Politique des quotas
On parle aujourd’hui d’étendre ces quotas aux instances dirigeantes, véritables lieux de décision dans l’entreprise, les conseils d’administration ayant un rôle d’enregistrement. Une proposition de loi devrait être déposée la semaine du 15 mars. Le patronat s’est dit opposé à cette mesure, souhaitant que les sociétés puissent fixer elles-mêmes leurs objectifs de parité. Dans La Croix L’Hebdo, Cyrielle Thevenin souligne que la répartition des métiers restant très sexuée, il ne faudrait pas cantonner les femmes dans des fonctions de communication ou de ressources humaines alors qu’elles peuvent apporter une vision nouvelle en termes de stratégie ou d’intégration des objectifs de RSE, la responsabilité sociale et environnementale.
"Féminisme washing"
Après le « green washing » viendrait le « féminisme washing », « l'affichage d'un féminisme de façade, utilisé comme outil de promotion », voire de vente de produits fabriqués par des femmes sous-payées dans des pays pauvres, prévient Laure Daussy sur le site de Charlie Hebdo. Elle s’entretient avec Léa Lejeune, journaliste économique à Challenges, de son enquête sur le sujet parue aux Éditions du Seuil : Féminisme washing, « un petit manuel pour résumer tous les outils à notre disposition ». Et par exemple
Le Haut conseil à l’égalité prône l’éga-conditionnalité des aides publiques, c’est-à-dire des aides conditionnées au respect femmes/hommes dans l’entreprise.
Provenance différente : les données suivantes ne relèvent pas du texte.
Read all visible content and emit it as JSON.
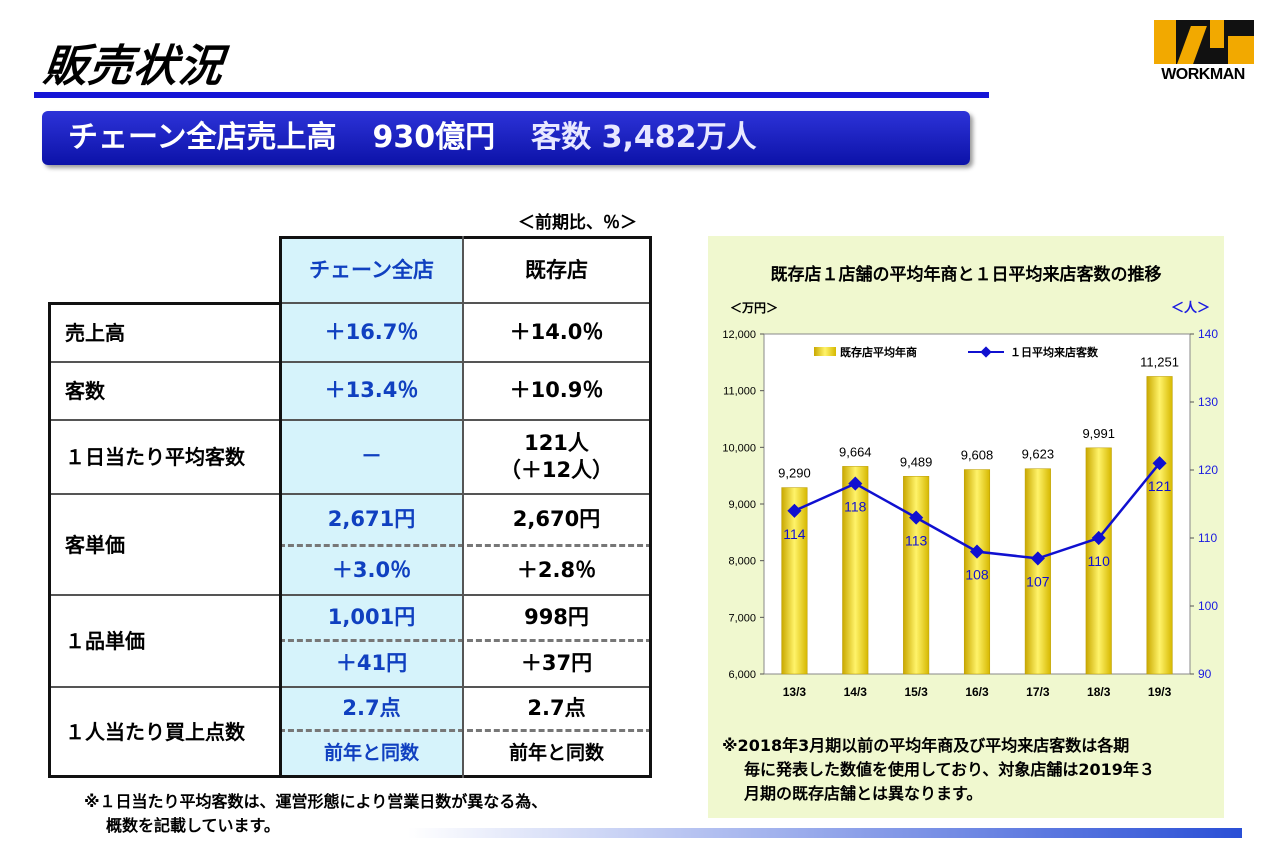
{
  "page": {
    "title": "販売状況",
    "logo_text": "WORKMAN",
    "banner": {
      "part1": "チェーン全店売上高",
      "part2": "930億円",
      "part3": "客数 3,482万人"
    }
  },
  "table": {
    "unit_note": "＜前期比、％＞",
    "headers": {
      "chain": "チェーン全店",
      "existing": "既存店"
    },
    "rows": {
      "sales": {
        "label": "売上高",
        "chain": "＋16.7％",
        "existing": "＋14.0％"
      },
      "customers": {
        "label": "客数",
        "chain": "＋13.4％",
        "existing": "＋10.9％"
      },
      "daily": {
        "label": "１日当たり平均客数",
        "chain": "－",
        "existing_1": "121人",
        "existing_2": "（＋12人）"
      },
      "unit_price": {
        "label": "客単価",
        "chain_1": "2,671円",
        "existing_1": "2,670円",
        "chain_2": "＋3.0％",
        "existing_2": "＋2.8％"
      },
      "item_price": {
        "label": "１品単価",
        "chain_1": "1,001円",
        "existing_1": "998円",
        "chain_2": "＋41円",
        "existing_2": "＋37円"
      },
      "items": {
        "label": "１人当たり買上点数",
        "chain_1": "2.7点",
        "existing_1": "2.7点",
        "chain_2": "前年と同数",
        "existing_2": "前年と同数"
      }
    },
    "footnote_1": "※１日当たり平均客数は、運営形態により営業日数が異なる為、",
    "footnote_2": "概数を記載しています。"
  },
  "chart_data": {
    "type": "bar",
    "title": "既存店１店舗の平均年商と１日平均来店客数の推移",
    "categories": [
      "13/3",
      "14/3",
      "15/3",
      "16/3",
      "17/3",
      "18/3",
      "19/3"
    ],
    "series": [
      {
        "name": "既存店平均年商",
        "type": "bar",
        "axis": "left",
        "values": [
          9290,
          9664,
          9489,
          9608,
          9623,
          9991,
          11251
        ],
        "labels": [
          "9,290",
          "9,664",
          "9,489",
          "9,608",
          "9,623",
          "9,991",
          "11,251"
        ]
      },
      {
        "name": "１日平均来店客数",
        "type": "line",
        "axis": "right",
        "values": [
          114,
          118,
          113,
          108,
          107,
          110,
          121
        ]
      }
    ],
    "ylabel": "＜万円＞",
    "y2label": "＜人＞",
    "ylim": [
      6000,
      12000
    ],
    "yticks": [
      "6,000",
      "7,000",
      "8,000",
      "9,000",
      "10,000",
      "11,000",
      "12,000"
    ],
    "y2lim": [
      90,
      140
    ],
    "y2ticks": [
      "90",
      "100",
      "110",
      "120",
      "130",
      "140"
    ],
    "note_1": "※2018年3月期以前の平均年商及び平均来店客数は各期",
    "note_2": "毎に発表した数値を使用しており、対象店舗は2019年３",
    "note_3": "月期の既存店舗とは異なります。",
    "colors": {
      "bar": "#f2d600",
      "line": "#1010d0",
      "right_axis": "#1a1ae0"
    }
  }
}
Une nouvelle revue vient de paraître, La Déferlante, pour suivre les vagues successives du féminisme. On peut y lire un bel échange entre Annie Ernaux et la réalisatrice Céline Sciamma. Dans un article sur Simone de Beauvoir, Manon Garcia rappelle la suite de la célèbre formule « on ne naît pas femme, on le devient ».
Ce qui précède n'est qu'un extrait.